Friday, September 23, 2011

Library Lines Redux "The Witching Hour" October 2004

The Witching Hour by M. Riley

Children love a good scare! I remember spending nights with my friend Lee, barricaded behind beanbags and pillows awaiting whatever ghoul might wander through the bedroom door. As our imagination took over, the likelihood that such a ghoul would appear began to increase tenfold with each passing minute.

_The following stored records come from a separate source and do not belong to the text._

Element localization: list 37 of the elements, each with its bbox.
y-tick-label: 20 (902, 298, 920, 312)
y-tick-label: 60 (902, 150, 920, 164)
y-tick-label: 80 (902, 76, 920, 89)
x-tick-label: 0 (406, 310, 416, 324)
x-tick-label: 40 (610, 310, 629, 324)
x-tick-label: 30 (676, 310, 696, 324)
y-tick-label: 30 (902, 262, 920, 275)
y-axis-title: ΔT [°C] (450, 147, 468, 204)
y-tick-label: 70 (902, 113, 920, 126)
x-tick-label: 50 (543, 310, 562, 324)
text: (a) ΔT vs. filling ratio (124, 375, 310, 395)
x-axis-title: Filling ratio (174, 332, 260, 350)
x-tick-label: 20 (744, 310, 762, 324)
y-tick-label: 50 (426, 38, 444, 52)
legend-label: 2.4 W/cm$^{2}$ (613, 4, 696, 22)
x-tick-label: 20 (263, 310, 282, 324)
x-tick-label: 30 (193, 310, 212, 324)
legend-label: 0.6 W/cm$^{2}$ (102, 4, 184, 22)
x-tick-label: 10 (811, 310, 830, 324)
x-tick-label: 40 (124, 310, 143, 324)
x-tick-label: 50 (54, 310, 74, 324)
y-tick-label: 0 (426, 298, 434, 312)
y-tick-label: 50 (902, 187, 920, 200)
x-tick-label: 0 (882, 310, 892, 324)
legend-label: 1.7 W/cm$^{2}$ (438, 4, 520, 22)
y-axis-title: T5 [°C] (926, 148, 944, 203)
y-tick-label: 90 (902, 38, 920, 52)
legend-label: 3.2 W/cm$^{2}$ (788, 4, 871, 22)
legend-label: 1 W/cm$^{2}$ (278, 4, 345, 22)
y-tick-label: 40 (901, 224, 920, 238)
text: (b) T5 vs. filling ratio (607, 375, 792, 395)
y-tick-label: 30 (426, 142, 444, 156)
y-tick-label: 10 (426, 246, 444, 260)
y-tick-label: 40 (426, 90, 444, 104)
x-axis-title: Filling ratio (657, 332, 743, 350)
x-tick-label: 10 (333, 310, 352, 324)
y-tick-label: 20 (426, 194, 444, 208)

Crouched behind our makeshift fort and stocked with every projectile one could find in a nine-year-old's room, we would concoct elaborate attack and escape schemes well into the morning hours. Only sleep would save us from our moment of dread, but in the witching hour sleep was certainly our worst enemy. Sleep would mean horrible things even beyond our wildest imaginings. Our nine-year-old minds did the best they could to imagine the worst. The more outlandish the creature breaking through the bedroom window, the more heroic our deeds would seem after we slew this beast and saved the neighborhood from annihilation.

We would spend hours rigging the room to our ghostbuster satisfaction. When Ghoul A opens the front door, this string tied from knob to knob will pull open the top drawer of this dresser knocking over Lee's soccer trophy, which will then fall onto this skateboard causing it to roll under the ghouls foot thus tripping it to the floor, allowing time for the heroes to begin attack and escape mode. Ghoul B, coming through the window, had a similar fate involving hairspray and various kitchen chemicals.

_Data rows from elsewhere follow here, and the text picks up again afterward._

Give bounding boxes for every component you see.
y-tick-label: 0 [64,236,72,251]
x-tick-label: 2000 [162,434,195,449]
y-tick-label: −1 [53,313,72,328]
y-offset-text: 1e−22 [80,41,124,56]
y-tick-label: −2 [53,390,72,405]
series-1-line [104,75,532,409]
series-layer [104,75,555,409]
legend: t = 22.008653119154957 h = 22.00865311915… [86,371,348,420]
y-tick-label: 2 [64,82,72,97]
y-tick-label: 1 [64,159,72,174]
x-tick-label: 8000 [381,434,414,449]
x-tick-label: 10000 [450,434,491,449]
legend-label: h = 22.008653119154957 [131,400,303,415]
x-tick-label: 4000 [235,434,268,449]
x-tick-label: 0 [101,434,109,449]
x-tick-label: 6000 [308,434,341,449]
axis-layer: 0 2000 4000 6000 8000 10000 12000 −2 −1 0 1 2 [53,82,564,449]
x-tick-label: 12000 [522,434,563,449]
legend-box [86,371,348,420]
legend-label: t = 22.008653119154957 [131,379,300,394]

I still swear that on at least two occasions, I saw this horrible beast peering in between the curtains of Lee's bedroom window. It was scaled and slimy green, with yellow fangs all crooked and long. It had reptilian eyes just like Lee's favorite pet gecko, only one hundred times as large. I'm sure Lee saw it as well, but by the time we could get his mom into the room the creature had already moved into the garage or on top of the roof. Soon the adults would be back in bed and we would be left alone to follow the noise of its tail scraping along the walls of this curst danger zone.

In the morning, Lee's mom would make her way under the booby traps and over the baseball bats and cans of hairspray. She would begin to wake up the two groggy-headed heroes with bribes of breakfast and a trip to the park. As the sun rose higher in the afternoon sky, the night of battling monsters would begin to fade as if all a bad, but exciting, dream. Yet even still, I remember those midnight hours as being as real as most everything I have encountered in all the days since. Maybe Lee and I were just plain lucky. Or maybe our hours of diligent planning impressed upon this fiend the need to spook elsewhere. Maybe it is still out there slithering to a bedroom window near you!

The Friendswood Public Library has a slew of haunted books and movies to keep the hairs raised and the heart pounding during this Halloween season. For the children, we have the ever-popular Scary Stories to Tell in the Dark series by Alvin Schwartz or the Goosebumps series by R.L. Stine, amongst dozens more Halloween books. For the grown-ups, try Stephen King, Dean Koontz, Clive Barker, or Neil Gaiman, or choose from nearly 200 horror dvds.